Her career has taken her on a whistle-stop tour of every iconic cultural era, and through that, she’s lived in almost every iconic city that was experiencing its “moment”. So, to return to Kearns’ adage, I can’t help but feel like Mitchell is immune to those trappings.
But Mitchell cites one moment in her career, where she allowed a sliding door to pass by her through the most relatable of human emotions: fear. Mitchell was presented with the opportunity to collaborate on a rare project with jazz musician Charles Mingus, when the cold arms of panic grappled around her, and prevented her from stepping forward into this unknown breach.

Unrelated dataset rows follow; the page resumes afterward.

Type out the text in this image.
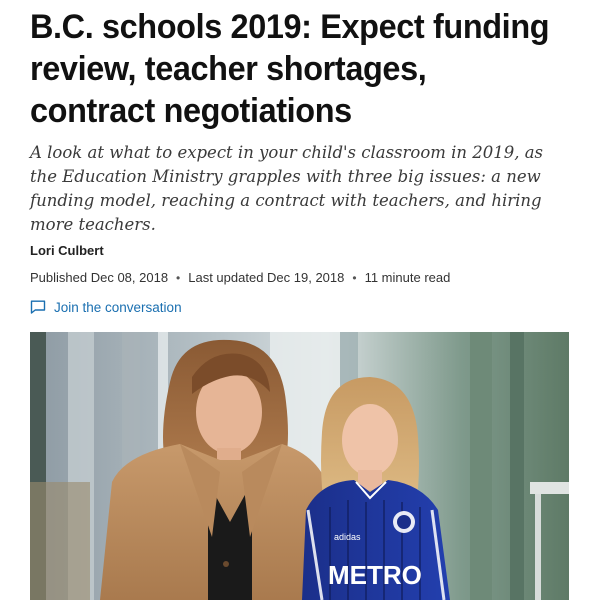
B.C. schools 2019: Expect funding review, teacher shortages, contract negotiations

A look at what to expect in your child's classroom in 2019, as the Education Ministry grapples with three big issues: a new funding model, reaching a contract with teachers, and hiring more teachers.

Lori Culbert
Published Dec 08, 2018 • Last updated Dec 19, 2018 • 11 minute read
Join the conversation
adidas
METRO
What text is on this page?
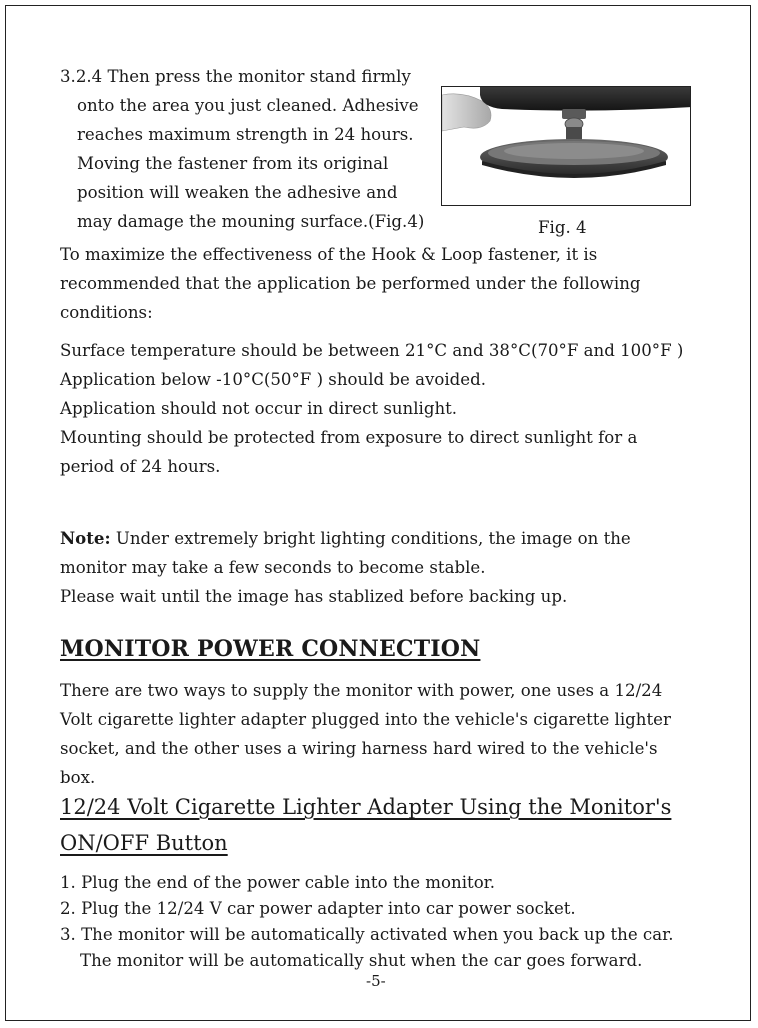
3.2.4 Then press the monitor stand firmly
onto the area you just cleaned. Adhesive
reaches maximum strength in 24 hours.
Moving the fastener from its original
position will weaken the adhesive and
may damage the mouning surface.(Fig.4)	Fig. 4
To maximize the effectiveness of the Hook & Loop fastener, it is
recommended that the application be performed under the following
conditions:
Surface temperature should be between 21°C and 38°C(70°F and 100°F )
Application below -10°C(50°F ) should be avoided.
Application should not occur in direct sunlight.
Mounting should be protected from exposure to direct sunlight for a
period of 24 hours.
Note: Under extremely bright lighting conditions, the image on the
monitor may take a few seconds to become stable.
Please wait until the image has stablized before backing up.
MONITOR POWER CONNECTION
There are two ways to supply the monitor with power, one uses a 12/24
Volt cigarette lighter adapter plugged into the vehicle's cigarette lighter
socket, and the other uses a wiring harness hard wired to the vehicle's
box.
12/24 Volt Cigarette Lighter Adapter Using the Monitor's
ON/OFF Button
1. Plug the end of the power cable into the monitor.
2. Plug the 12/24 V car power adapter into car power socket.
3. The monitor will be automatically activated when you back up the car.
The monitor will be automatically shut when the car goes forward.
-5-
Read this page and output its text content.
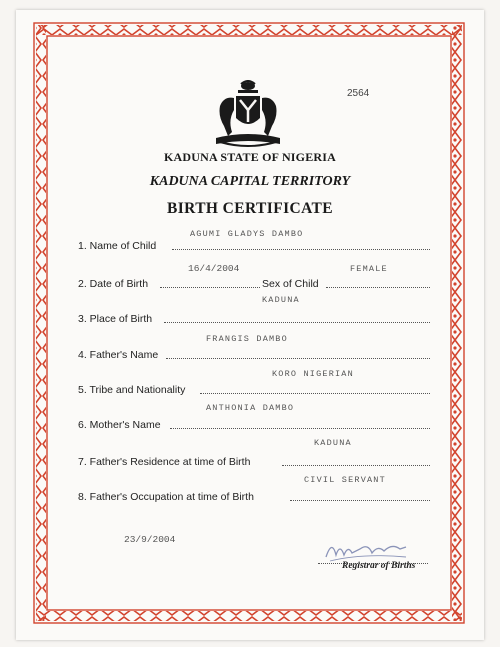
2564
KADUNA STATE OF NIGERIA
KADUNA CAPITAL TERRITORY
BIRTH CERTIFICATE
1. Name of Child
AGUMI GLADYS DAMBO
2. Date of Birth
16/4/2004
Sex of Child
FEMALE
3. Place of Birth
KADUNA
4. Father's Name
FRANGIS DAMBO
5. Tribe and Nationality
KORO NIGERIAN
6. Mother's Name
ANTHONIA DAMBO
7. Father's Residence at time of Birth
KADUNA
8. Father's Occupation at time of Birth
CIVIL SERVANT
23/9/2004
Registrar of Births
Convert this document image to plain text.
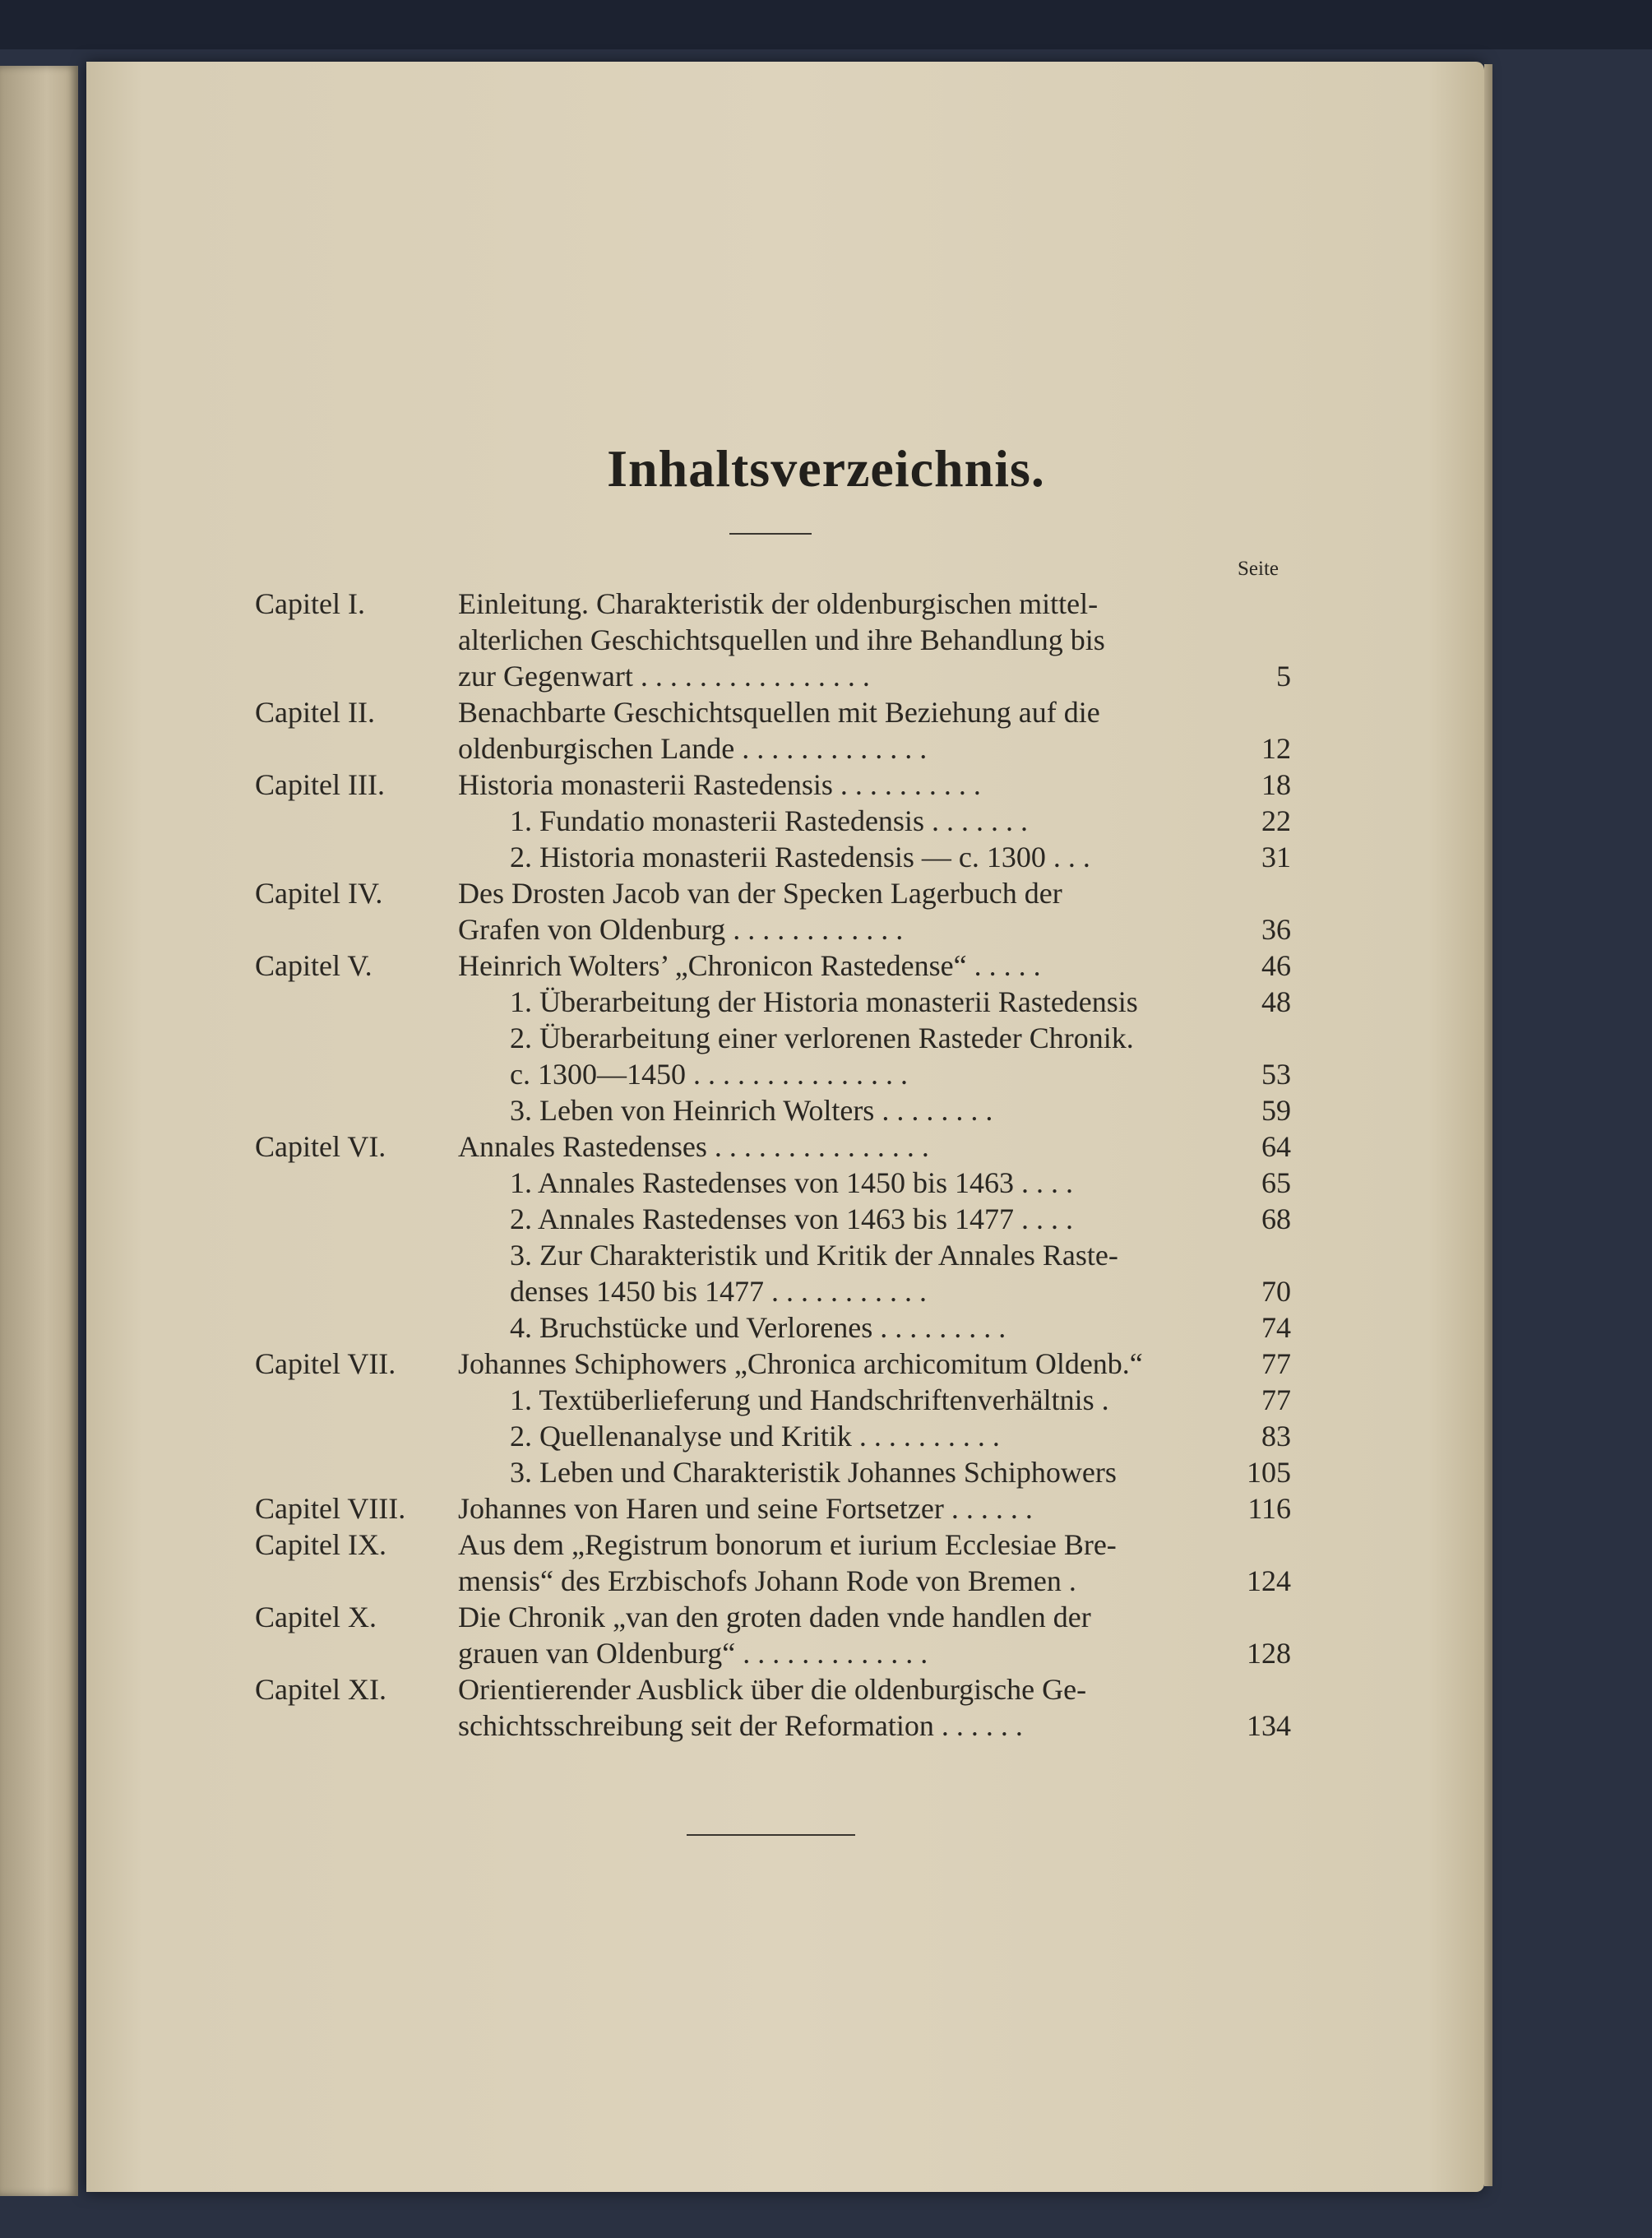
Inhaltsverzeichnis.
Seite
Capitel I.	Einleitung. Charakteristik der oldenburgischen mittel-
alterlichen Geschichtsquellen und ihre Behandlung bis
zur Gegenwart . . . . . . . . . . . . . . . .	5
Capitel II.	Benachbarte Geschichtsquellen mit Beziehung auf die
oldenburgischen Lande . . . . . . . . . . . . .	12
Capitel III. Historia monasterii Rastedensis . . . . . . . . . .	18
1. Fundatio monasterii Rastedensis . . . . . . .	22
2. Historia monasterii Rastedensis — c. 1300 . . .	31
Capitel IV.	Des Drosten Jacob van der Specken Lagerbuch der
Grafen von Oldenburg . . . . . . . . . . . .	36
Capitel V.	Heinrich Wolters’ „Chronicon Rastedense“ . . . . .	46
1. Überarbeitung der Historia monasterii Rastedensis	48
2. Überarbeitung einer verlorenen Rasteder Chronik.
c. 1300—1450 . . . . . . . . . . . . . . .	53
3. Leben von Heinrich Wolters . . . . . . . .	59
Capitel VI. Annales Rastedenses . . . . . . . . . . . . . . .	64
1. Annales Rastedenses von 1450 bis 1463 . . . .	65
2. Annales Rastedenses von 1463 bis 1477 . . . .	68
3. Zur Charakteristik und Kritik der Annales Raste-
denses 1450 bis 1477 . . . . . . . . . . .	70
4. Bruchstücke und Verlorenes . . . . . . . . .	74
Capitel VII. Johannes Schiphowers „Chronica archicomitum Oldenb.“	77
1. Textüberlieferung und Handschriftenverhältnis .	77
2. Quellenanalyse und Kritik . . . . . . . . . .	83
3. Leben und Charakteristik Johannes Schiphowers	105
Capitel VIII. Johannes von Haren und seine Fortsetzer . . . . . .	116
Capitel IX. Aus dem „Registrum bonorum et iurium Ecclesiae Bre-
mensis“ des Erzbischofs Johann Rode von Bremen .	124
Capitel X.	Die Chronik „van den groten daden vnde handlen der
grauen van Oldenburg“ . . . . . . . . . . . . .	128
Capitel XI. Orientierender Ausblick über die oldenburgische Ge-
schichtsschreibung seit der Reformation . . . . . .	134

“I got word through a friend of a friend that Charles had something in mind for me to do,” Mitchell explained. She continued, “I called him up to see what it was about, and at that time he had an idea to make a piece of music based on TS Eliot’s Four Quartets, and he wanted to do it with, this is how he described it – a full orchestra playing one kind of music, and overlaid on that would be bass and guitar playing another kind of music; over that there was to be a reader reading excerpts from Quartet in a very formal literary voice; and interspersed with that he wanted me to distill TS Eliot down into street language, and sing it mixed in with the reader.”
She added, “It was an interesting idea; I like textures. I think of music in a textural collage way myself, so it fascinated me. I bought the book that contained Quartet and read it, and I felt it was like turning a symphony into a tune.”
Adding, “I could see the essence of what he was saying, but his expansion was like expanding a theme in the classical symphonic sense, and I just felt I couldn’t do it. So, I called Charles back and told him I couldn’t do it; it seemed kind of like a sacrilege.”
Mitchell was given a chance to redeem herself in 1979, she collaborated with Mingus on what one might call a more accessible project. Mingus had written the compositions for six songs, which he asked Mitchell to perform and provide lyrics for, which she did, and it ended up becoming the record Mingus.
But as regret does for all everyday people, the passed up chance to adapt Four Quartets with Mingus would have undoubtedly lingered away in the brilliant mind of Mitchell.